Why Rock Critics Matter More Than You Think
I pay attention. You can tell this from reading my column. As a rock critic, I've gleaned meaning from events as culturally obscure as the Grammy Awards, and deciphered oblique lyrical references, like the time I revealed alienation that lurked behind the deceptively cheerful words, "In this town television shuts off at 2 / What can a lonely rock 'n' roller do?"
But being a rock critic sometimes demands a knowledge of popular culture that goes even beyond press kits, and, yes, beyond even television. If you're wondering how I manage to maintain the cultural background needed to put these events in context, just remember: It's all about music, and if it's not about music, it's about me, the music critic.

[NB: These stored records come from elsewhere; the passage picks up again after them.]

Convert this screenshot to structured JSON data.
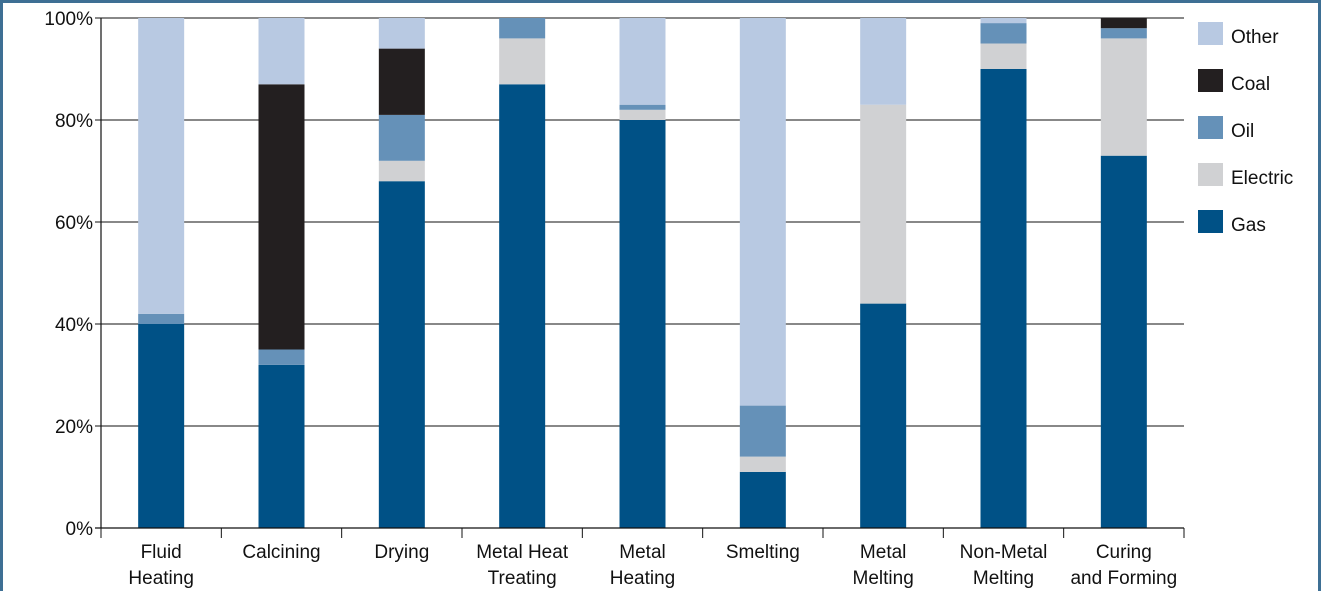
{
  "chart_data": {
    "type": "bar",
    "stacked": true,
    "categories": [
      [
        "Fluid",
        "Heating"
      ],
      [
        "Calcining"
      ],
      [
        "Drying"
      ],
      [
        "Metal Heat",
        "Treating"
      ],
      [
        "Metal",
        "Heating"
      ],
      [
        "Smelting"
      ],
      [
        "Metal",
        "Melting"
      ],
      [
        "Non-Metal",
        "Melting"
      ],
      [
        "Curing",
        "and Forming"
      ]
    ],
    "series": [
      {
        "name": "Gas",
        "color": "#005186",
        "values": [
          40,
          32,
          68,
          87,
          80,
          11,
          44,
          90,
          73
        ]
      },
      {
        "name": "Electric",
        "color": "#d0d1d3",
        "values": [
          0,
          0,
          4,
          9,
          2,
          3,
          39,
          5,
          23
        ]
      },
      {
        "name": "Oil",
        "color": "#6591b8",
        "values": [
          2,
          3,
          9,
          4,
          1,
          10,
          0,
          4,
          2
        ]
      },
      {
        "name": "Coal",
        "color": "#231f20",
        "values": [
          0,
          52,
          13,
          0,
          0,
          0,
          0,
          0,
          2
        ]
      },
      {
        "name": "Other",
        "color": "#b8c9e2",
        "values": [
          58,
          13,
          6,
          0,
          17,
          76,
          17,
          1,
          0
        ]
      }
    ],
    "legend_order": [
      "Other",
      "Coal",
      "Oil",
      "Electric",
      "Gas"
    ],
    "ylim": [
      0,
      100
    ],
    "yticks": [
      "0%",
      "20%",
      "40%",
      "60%",
      "80%",
      "100%"
    ],
    "grid": true,
    "legend": "right"
  }
}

Take Paul Lukas's book, Inconspicuous Consumption: An Obsessive Look at the Stuff We Take for Granted, from the Everyday to the Obscure (Crown). While Lukas - who is, by the way, a sometimes rock critic - explicitly avoids writing about music in the book, there's really no way to avoid seeing music as the underlying theme of Lukas's - as I put it recently - "waltz with capitalism." In Inconspicuous Consumption, Lukas writes: "Like most people, I have a basic series of staples that I buy just about every time I hit the supermarket ... but I also try to keep my eyes open for interesting products that I don't really want or need, things that strike me as intriguing, entertaining, puzzling, or some combination thereof. And in a commercial landscape filled with familiar brand names and logos we've seen again and again for decades, I try to stay alert for consumer revelations and epiphanies that I might have overlooked or previously taken for granted."
Substitute the words "record store" for "supermarket" and I imagine he has touched on the way most of us consume music. Why do I imagine this? Because I'm a music critic.
Still wondering how you, a non-music-critic, might make sense of, say, a song that grappled with the meaning of post-war German art? Well, you'd think they'd be a bit beyond my purview, too. But that's only if you think the paintings are really German. Take Richard Buckner's Vater, which gives voice to one of my favorite paintings, Caspar David Friedrich's The Wanderer above the Mists. Technically, it's a German canvas, but the jagged landscape lorded over by a solitary, black-clad figure has always struck me as quintessentially American. Why? Because I'm American.
While cross-media background and analysis is an inherent part of most critics' analytic arsenal, reducing rock 'n' roll to anything but my own personal experience misses the point of it as an experience, period. What makes me prefacing all my insights with "As a woman" or "As an American" a transcendent moment for anyone, of any gender or nationality, lucky enough to be reading me? Well, you don't have to be me to understand, but it helps.